The vulnerability arises from the OHttpVersionChunkDraft implementation in Netty's incubator codec, which fails to enforce the receipt of a cryptographically‑signed final chunk before terminating the outer HTTP body. This omission allows an attacker to forward only a prefix of a legitimate chunked‑OHTTP message, cut at a boundary that is not the final chunk, and then close the outer body gracefully. The receiving application processes the truncated data without raising an exception or decryption error, meaning the integrity of the message can be silently compromised. This issue is a classic example of CWE‑325, the improper use of a cryptographic primitive.
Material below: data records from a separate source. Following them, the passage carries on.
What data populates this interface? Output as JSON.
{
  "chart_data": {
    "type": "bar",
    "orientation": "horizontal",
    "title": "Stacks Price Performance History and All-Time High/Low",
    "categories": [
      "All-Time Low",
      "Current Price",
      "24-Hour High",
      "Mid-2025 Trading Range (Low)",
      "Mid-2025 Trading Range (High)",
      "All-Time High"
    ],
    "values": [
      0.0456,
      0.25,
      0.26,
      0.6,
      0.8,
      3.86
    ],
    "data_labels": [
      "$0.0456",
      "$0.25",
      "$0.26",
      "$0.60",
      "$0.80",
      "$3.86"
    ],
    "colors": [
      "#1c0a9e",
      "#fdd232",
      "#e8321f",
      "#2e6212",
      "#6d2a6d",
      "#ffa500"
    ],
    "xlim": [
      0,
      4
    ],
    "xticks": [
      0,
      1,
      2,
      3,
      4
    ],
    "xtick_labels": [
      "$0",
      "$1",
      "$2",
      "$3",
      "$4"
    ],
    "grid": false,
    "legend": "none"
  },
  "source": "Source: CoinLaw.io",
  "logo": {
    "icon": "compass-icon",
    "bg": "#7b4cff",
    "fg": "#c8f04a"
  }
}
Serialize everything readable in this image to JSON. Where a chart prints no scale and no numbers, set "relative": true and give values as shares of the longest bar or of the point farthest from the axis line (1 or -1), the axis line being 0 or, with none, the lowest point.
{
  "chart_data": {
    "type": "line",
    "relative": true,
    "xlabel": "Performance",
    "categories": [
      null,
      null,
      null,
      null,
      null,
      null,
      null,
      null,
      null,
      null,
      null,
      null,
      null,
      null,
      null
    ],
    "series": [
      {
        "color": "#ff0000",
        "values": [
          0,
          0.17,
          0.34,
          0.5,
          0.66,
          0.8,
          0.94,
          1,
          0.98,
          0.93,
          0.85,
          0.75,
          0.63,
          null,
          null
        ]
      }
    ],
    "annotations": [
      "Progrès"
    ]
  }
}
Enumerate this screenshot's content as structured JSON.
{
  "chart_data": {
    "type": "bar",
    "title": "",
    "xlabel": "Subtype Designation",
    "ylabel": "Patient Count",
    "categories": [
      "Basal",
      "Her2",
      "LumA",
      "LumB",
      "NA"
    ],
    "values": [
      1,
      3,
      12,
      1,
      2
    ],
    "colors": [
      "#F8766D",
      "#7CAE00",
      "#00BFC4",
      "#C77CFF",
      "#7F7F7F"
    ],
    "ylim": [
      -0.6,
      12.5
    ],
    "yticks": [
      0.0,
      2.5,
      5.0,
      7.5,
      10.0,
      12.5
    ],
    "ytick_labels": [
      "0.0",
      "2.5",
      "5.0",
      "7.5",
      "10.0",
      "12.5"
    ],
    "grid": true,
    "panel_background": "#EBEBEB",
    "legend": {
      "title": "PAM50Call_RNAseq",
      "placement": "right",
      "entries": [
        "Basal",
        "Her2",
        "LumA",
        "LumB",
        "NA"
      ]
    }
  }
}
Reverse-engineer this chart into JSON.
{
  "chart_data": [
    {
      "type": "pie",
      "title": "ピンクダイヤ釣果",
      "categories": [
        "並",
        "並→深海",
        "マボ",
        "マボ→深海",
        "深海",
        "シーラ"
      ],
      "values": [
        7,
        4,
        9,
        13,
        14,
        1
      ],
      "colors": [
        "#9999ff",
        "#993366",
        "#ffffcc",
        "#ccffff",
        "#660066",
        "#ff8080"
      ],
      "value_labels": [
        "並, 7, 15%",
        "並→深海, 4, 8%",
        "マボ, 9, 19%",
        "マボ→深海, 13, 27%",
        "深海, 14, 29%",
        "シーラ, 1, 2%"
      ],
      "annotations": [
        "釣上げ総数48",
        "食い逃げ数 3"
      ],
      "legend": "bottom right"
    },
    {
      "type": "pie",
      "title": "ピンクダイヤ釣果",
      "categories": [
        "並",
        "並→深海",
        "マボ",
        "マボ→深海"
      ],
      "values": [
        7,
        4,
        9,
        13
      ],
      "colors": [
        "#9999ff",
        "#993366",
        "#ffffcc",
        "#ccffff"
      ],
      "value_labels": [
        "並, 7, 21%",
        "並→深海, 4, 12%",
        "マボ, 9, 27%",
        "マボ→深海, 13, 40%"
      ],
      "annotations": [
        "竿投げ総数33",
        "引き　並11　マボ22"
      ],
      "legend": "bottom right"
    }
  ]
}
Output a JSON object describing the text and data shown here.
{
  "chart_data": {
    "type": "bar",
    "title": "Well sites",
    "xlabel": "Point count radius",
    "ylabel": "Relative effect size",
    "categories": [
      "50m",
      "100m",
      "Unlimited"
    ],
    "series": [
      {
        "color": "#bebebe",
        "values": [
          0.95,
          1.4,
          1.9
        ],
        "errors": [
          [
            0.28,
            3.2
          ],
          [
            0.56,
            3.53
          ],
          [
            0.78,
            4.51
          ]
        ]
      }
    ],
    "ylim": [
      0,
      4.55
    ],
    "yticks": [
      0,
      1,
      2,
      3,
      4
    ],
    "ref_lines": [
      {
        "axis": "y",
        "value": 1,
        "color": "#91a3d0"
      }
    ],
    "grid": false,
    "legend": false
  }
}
The flaw exists in the Netty Netty Incubator Codec OHttp package, specifically in versions prior to 0.0.22.Final. Any deployment of the codec‑ohttp library before that release is susceptible. Users should identify whether they are running the affected version and plan an upgrade accordingly.

The CVSS score of 6.6 indicates a medium severity for this weakness. The EPSS score is not available, and the vulnerability is not listed in the CISA KEV catalog. The likely attack vector involves an on‑path adversary—such as a malicious OHTTP relay or a man‑in‑the‑middle on the relay‑to‑gateway or relay‑to‑client transport—who can manipulate the stream to perform the truncation. Because the attack requires network proximity and the ability to modify the payload stream, it is considered a remote but path‑dependent exploit. The lack of detection mechanisms in the library means that the compromise can remain hidden from the application side, increasing the potential impact of the attack.